On Channel 4 recently, artist Grayson Perry tackled identity issues of several diverse individuals as he created bold tapestries, pots and sculptures. His work made from this 3 episode series is featured in the National Portrait Gallery, which earlier in the week I went to visit.
The exhibition explores British identity through portraiture very well; Perry cleverly gives the viewer a sense of familiarity in his work, even if they are not British themselves. His use of iconic and stereotypical phrases, words and images associated with Britain, particularly in his ‘Comfort Blanket’ tapestry is, as described in the titled, comforting.
Famous for his cross-dressing as well as his artwork, tackling identity issues of people in Britain was Perry’s aim, and was something obviously very personal to him. Through creating this tapestry shown below Perry unites all of these isolated individuals by showing them their culture and their interests are quintessentially the same as everyone else’s and suddenly makes them feel like less of an isolated individual, and helps them identify as British rather than someone alone.

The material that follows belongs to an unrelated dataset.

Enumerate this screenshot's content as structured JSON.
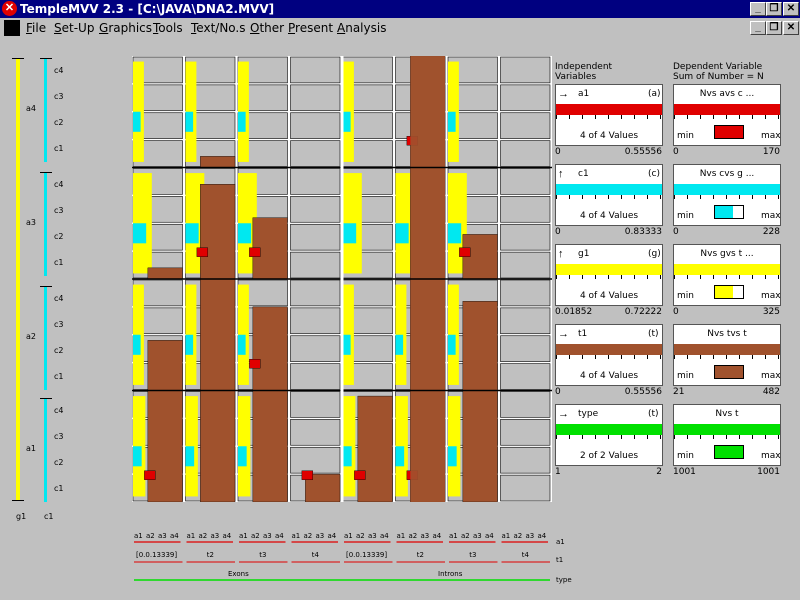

Perry’s work is scattered around the gallery, submersed in all of the traditional portraits you would expect to see in the NPG. I’m not one for picking up a map in a gallery, however for this exhibition I would recommend it, although all on the first floor, I found myself back tracking to find the pieces of his work I had missed. I thought this was a great way of exhibiting his work, it meant each piece was seen with a fresh pair of eyes and you could give it the attention it deserved, rather than them all being viewed next to each other and you skipping past parts (we all do it).